09/04/2009 (11:48 pm)

China May Tighten Policy by Second Quarter 2010, Citigroup Says

Filed under: business |

China’s central bank may be forced to tighten its “loose” monetary policy in the second quarter of 2010 when inflation is expected to reach 4 percent, according to Citigroup Inc.

“China worries about inflation more than asset market bubbles,” Shen Minggao, Citigroup’s chief economist for the Greater China region, said in an interview in Hong Kong yesterday. Rising prices may spook low-to-medium income groups and threaten social stability, he added.

The People’s Bank of China may issue bills to soak up cash or raise its capital reserve ratio when inflation exceeds the government’s 4 percent target, Shen said. Consumer prices in Asia’s second-largest economy, which declined for a sixth straight month in July, may start to increase again in the fourth quarter, he said.

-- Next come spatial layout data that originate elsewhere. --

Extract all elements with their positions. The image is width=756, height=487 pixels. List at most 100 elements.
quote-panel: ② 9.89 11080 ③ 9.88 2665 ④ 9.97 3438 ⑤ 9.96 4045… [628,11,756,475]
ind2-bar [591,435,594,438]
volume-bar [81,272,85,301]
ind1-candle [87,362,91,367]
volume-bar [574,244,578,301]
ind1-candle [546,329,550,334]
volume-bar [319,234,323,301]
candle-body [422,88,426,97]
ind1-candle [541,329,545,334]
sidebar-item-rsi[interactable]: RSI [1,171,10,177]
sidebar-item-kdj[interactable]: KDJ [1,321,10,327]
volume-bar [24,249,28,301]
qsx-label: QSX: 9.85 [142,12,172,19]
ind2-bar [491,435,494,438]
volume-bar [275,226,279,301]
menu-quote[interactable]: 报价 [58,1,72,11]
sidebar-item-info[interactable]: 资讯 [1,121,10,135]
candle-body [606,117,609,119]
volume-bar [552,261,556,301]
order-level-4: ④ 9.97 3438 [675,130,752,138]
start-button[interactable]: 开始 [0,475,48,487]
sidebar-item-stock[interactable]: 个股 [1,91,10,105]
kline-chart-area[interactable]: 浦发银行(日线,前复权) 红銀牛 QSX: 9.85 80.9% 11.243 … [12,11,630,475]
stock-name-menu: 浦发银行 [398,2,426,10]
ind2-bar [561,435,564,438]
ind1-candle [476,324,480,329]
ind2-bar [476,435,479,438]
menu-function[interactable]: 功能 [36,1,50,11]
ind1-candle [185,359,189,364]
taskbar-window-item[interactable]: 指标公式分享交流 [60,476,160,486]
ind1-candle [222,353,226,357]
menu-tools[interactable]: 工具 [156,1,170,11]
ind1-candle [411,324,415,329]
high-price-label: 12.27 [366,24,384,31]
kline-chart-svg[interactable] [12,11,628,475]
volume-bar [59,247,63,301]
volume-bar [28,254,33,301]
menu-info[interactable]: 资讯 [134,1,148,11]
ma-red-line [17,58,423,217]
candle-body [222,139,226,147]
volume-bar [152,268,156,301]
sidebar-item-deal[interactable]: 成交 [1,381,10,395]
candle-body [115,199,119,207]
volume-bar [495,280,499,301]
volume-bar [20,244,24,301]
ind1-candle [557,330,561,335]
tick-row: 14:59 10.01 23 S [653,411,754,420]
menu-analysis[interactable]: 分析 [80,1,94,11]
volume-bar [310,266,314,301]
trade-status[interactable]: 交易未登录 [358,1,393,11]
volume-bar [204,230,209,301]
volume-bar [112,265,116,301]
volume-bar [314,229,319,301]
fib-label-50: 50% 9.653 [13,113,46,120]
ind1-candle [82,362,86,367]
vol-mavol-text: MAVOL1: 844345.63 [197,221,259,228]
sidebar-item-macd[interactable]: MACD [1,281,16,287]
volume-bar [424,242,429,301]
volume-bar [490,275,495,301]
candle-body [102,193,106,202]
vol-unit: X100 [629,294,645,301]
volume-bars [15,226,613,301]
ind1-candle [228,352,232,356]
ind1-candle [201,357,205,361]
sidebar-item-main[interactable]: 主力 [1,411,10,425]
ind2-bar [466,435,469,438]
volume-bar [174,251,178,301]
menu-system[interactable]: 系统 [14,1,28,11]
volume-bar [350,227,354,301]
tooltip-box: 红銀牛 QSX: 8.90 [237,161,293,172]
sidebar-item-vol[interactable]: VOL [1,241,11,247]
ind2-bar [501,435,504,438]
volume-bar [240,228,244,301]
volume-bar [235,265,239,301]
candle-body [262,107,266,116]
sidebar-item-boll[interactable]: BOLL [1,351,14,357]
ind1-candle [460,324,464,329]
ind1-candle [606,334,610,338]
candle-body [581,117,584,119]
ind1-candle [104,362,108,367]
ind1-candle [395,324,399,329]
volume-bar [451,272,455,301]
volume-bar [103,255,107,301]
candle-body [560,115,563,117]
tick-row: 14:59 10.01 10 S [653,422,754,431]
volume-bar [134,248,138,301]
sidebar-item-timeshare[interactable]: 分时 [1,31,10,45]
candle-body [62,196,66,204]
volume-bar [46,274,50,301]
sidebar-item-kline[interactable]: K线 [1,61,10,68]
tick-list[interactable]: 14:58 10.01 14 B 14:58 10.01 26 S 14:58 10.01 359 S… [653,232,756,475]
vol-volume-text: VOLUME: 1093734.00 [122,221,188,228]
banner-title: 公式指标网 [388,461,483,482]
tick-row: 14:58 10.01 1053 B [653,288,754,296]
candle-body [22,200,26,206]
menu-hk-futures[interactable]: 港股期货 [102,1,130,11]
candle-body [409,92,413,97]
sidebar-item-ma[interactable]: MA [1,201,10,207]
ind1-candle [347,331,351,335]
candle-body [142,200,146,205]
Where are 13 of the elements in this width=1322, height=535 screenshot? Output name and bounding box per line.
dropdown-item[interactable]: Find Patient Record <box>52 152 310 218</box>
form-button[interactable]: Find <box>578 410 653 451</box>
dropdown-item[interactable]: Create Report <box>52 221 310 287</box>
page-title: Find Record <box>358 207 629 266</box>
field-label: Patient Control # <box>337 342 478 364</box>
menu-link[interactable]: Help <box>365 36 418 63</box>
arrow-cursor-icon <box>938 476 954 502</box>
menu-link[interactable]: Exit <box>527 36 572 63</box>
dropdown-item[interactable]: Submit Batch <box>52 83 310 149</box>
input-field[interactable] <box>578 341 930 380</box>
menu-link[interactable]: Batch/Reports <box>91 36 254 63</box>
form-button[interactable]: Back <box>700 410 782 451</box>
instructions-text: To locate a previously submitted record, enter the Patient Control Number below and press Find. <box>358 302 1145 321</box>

In 2008, the Chinese central bank slashed interest rates and reserve requirements to help shield the economy from the global recession business card. Premier Wen Jiabao also unveiled a 4 trillion yuan ($585 billion) stimulus package to buoy growth.

China’s top economic planning agency, the National Development and Reform Commission, on Aug. 27 denied the country faces a sharp and sustained increase in prices. The agency called on local governments to “strengthen price monitoring” on consumer goods.

Consumer prices in China plunged 1.8 percent in July from a year earlier, the biggest decline since 1999. The key one-year lending rate is 5.31 percent and the nation’s biggest banks are required to set aside 15.5 percent of their deposits as reserves.

Citigroup’s Shen expected consumer prices to rise 3.2 percent next year. The median estimate of 16 economists surveyed by Bloomberg News is for a 2.7 percent increase in 2010.